A reduced glomerular filtration rate (GFR) is a definite risk factor for major adverse cardiovascular event (MACE) in patients with acute myocardial infarction (AMI). While glomerular hyperfiltration (GHF) is associated with early phases of kidney disease, it is unclear whether GHF is associated with higher risk of MACE.

Methods

We enrolled total 9,644 AMI patients with estimated GFR ≥60 mL/min/1.73 m2 from prospective population-based national cohort between November 2011 and December 2015. GHF was defined as GFR > 90th percentile after adjustment for age, sex, lean body mass and history of diabetes and hypertension, systolic blood pressure, left ventricular ejection fraction (LVEF) and use of angiotensin converting enzyme inhibitor or receptor blocker.
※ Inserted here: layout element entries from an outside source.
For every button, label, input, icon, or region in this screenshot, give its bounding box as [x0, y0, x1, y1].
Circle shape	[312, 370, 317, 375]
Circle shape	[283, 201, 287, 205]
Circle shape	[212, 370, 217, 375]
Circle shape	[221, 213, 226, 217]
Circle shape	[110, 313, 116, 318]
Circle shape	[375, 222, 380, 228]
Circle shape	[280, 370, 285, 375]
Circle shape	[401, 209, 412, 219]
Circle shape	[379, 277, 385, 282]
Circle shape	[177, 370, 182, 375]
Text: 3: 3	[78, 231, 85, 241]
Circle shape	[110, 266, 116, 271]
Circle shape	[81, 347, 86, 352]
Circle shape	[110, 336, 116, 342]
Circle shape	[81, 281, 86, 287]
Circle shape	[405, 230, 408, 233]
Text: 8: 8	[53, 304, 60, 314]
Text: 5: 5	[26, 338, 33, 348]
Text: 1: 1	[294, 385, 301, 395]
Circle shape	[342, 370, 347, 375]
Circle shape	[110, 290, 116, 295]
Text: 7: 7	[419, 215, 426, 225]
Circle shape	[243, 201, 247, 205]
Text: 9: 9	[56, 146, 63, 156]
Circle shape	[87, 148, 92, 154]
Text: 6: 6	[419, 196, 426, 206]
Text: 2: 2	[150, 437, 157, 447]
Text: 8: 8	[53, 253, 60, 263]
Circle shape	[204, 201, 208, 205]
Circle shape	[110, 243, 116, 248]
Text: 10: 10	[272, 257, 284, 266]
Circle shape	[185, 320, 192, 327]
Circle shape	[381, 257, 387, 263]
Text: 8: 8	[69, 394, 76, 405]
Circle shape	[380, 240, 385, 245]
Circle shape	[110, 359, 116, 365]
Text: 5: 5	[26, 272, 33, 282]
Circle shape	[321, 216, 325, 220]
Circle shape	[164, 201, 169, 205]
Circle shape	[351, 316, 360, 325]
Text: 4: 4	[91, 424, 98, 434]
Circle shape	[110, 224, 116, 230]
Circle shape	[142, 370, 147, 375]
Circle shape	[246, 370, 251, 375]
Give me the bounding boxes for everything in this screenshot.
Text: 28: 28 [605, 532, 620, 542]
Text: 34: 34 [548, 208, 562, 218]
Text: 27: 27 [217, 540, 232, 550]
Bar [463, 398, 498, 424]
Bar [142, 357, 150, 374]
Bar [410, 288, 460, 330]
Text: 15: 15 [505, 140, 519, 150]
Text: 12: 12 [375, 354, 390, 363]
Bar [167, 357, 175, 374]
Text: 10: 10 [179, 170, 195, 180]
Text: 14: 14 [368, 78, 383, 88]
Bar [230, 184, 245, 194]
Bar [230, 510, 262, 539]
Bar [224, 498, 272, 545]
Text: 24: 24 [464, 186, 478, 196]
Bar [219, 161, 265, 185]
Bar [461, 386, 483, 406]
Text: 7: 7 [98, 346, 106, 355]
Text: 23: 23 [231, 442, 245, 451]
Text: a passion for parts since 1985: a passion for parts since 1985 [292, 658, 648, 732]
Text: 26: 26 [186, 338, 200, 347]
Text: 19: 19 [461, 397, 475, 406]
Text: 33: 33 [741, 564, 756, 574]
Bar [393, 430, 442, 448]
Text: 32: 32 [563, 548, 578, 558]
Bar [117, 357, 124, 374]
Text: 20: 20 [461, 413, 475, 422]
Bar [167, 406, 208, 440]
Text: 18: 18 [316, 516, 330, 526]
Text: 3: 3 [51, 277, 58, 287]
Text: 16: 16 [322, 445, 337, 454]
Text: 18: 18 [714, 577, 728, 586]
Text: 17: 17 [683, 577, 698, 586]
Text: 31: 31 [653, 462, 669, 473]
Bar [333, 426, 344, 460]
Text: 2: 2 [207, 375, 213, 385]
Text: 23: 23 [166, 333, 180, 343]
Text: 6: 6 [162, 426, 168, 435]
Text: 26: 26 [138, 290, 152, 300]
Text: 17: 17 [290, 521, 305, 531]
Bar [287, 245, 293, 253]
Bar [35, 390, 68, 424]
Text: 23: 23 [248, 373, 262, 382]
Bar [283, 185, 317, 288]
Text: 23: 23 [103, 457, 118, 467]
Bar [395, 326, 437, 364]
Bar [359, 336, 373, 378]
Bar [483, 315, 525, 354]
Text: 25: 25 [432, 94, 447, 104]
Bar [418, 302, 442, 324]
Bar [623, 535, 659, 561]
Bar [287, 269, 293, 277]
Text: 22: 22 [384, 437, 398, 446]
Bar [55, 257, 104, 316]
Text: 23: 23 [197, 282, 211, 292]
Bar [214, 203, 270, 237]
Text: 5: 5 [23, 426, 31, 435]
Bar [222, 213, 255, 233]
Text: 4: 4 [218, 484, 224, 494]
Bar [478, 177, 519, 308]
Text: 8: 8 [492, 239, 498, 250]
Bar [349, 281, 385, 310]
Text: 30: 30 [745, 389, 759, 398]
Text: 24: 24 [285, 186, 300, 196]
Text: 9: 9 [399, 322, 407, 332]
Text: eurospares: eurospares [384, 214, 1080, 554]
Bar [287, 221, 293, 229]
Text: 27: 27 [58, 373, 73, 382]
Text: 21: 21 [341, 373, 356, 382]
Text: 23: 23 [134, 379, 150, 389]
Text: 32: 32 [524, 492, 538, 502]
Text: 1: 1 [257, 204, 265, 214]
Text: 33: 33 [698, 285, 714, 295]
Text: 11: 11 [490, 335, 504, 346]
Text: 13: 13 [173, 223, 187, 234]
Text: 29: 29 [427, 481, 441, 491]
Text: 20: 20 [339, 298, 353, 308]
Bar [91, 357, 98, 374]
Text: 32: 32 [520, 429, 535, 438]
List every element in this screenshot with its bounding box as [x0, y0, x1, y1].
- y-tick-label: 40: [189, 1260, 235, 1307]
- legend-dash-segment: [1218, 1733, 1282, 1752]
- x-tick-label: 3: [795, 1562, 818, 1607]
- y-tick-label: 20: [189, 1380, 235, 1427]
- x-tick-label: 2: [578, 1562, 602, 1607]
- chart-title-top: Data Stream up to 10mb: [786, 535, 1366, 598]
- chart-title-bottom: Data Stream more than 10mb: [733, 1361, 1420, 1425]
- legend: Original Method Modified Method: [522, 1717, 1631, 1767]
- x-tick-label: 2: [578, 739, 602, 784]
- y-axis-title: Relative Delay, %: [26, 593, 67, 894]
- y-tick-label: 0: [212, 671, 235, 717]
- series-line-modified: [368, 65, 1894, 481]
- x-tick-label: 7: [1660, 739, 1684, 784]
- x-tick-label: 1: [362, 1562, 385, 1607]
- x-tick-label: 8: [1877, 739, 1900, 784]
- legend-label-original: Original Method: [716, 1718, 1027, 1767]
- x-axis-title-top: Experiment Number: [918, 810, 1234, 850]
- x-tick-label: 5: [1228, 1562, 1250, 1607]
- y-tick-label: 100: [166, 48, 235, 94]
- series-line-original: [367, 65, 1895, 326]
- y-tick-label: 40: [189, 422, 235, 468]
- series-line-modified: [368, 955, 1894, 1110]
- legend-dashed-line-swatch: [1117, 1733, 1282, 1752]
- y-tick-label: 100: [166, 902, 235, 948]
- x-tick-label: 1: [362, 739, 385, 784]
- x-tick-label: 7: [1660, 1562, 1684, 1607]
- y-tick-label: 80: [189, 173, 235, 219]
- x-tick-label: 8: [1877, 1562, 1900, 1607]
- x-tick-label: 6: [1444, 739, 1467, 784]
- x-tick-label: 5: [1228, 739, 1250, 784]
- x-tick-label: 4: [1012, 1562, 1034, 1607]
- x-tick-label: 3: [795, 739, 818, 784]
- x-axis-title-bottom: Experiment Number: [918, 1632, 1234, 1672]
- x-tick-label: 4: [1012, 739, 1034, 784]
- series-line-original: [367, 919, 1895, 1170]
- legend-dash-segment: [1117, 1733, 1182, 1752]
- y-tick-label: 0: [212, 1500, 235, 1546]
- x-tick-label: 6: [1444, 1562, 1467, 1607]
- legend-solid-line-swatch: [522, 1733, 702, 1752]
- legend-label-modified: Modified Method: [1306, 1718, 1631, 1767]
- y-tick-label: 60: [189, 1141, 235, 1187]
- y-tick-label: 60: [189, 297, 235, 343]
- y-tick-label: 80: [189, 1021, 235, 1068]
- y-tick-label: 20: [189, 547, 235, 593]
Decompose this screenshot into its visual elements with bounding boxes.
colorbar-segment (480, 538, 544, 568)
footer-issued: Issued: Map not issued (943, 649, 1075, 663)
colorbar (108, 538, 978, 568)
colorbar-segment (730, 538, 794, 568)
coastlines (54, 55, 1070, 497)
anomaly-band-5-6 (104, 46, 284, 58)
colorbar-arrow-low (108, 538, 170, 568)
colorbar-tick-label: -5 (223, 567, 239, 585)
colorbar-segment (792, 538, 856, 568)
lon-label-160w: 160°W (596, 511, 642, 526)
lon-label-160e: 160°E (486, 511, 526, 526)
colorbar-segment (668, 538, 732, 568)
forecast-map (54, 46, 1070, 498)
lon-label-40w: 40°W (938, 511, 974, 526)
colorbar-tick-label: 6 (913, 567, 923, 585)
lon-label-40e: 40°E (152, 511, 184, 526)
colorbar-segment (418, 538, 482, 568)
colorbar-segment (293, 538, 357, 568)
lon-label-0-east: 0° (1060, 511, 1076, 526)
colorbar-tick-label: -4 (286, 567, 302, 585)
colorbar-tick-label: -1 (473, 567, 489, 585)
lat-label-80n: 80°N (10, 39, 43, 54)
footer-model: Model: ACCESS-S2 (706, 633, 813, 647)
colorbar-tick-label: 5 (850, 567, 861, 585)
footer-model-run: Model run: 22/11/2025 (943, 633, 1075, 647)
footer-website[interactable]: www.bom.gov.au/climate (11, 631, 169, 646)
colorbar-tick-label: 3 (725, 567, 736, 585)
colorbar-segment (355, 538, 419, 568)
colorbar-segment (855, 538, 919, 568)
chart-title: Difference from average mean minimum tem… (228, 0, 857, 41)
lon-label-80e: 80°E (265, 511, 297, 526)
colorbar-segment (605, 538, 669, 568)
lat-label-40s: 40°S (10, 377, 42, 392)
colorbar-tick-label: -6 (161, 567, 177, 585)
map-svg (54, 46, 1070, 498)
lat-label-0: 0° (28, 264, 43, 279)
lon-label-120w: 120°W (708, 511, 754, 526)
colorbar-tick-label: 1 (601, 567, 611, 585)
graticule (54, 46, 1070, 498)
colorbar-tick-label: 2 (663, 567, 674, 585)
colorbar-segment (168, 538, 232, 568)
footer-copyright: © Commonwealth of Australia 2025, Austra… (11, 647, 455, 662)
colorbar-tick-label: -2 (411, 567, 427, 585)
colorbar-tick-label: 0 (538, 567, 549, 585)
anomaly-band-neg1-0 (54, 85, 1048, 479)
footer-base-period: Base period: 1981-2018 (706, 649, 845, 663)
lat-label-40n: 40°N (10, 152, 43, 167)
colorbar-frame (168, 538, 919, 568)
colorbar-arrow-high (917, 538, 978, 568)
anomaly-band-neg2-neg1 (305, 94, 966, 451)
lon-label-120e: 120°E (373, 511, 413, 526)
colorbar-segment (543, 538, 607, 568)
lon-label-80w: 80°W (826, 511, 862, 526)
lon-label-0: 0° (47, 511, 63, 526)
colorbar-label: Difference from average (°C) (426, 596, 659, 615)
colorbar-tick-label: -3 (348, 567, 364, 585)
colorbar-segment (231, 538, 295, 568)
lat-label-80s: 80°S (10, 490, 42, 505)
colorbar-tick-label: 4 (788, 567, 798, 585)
The primary endpoint was a combination of 3-year major MACEs after AMI occurrence.

Results

The GFR in 964 patients with GHF was 113.0 ± 13.1 and it was significantly higher than those in patients with normal GFR (87.7 ± 13.8; P < 0.001). The cumulative event rate of MACEs was significantly higher in patients with GHF (P = 0.033) In multivariable Cox-regression analysis, compared to patients with normal GFR, GHF increased the 1.39-fold risk of MACE (95% confidence interval [CI] 1.15-1.67). Patients with GHF had significantly higher risk of all-cause mortality (hazard ratio [HR] 1.70; 95% CI 1.30-2.23), cardiac death (HR 1.84; 95% CI 1.30-2.60) and ischemic stroke (HR 1.53; 95% CI 1.01-2.33). However, the risk of recurrent MI and rehospitalization for heart failure was not significantly increased.

Conclusion

The GHF was independently associated with increased risk of MACE after AMI and the hazardous effects of GHF was pronounced in all-cause mortaltity, cardiac death and ischemic stroke.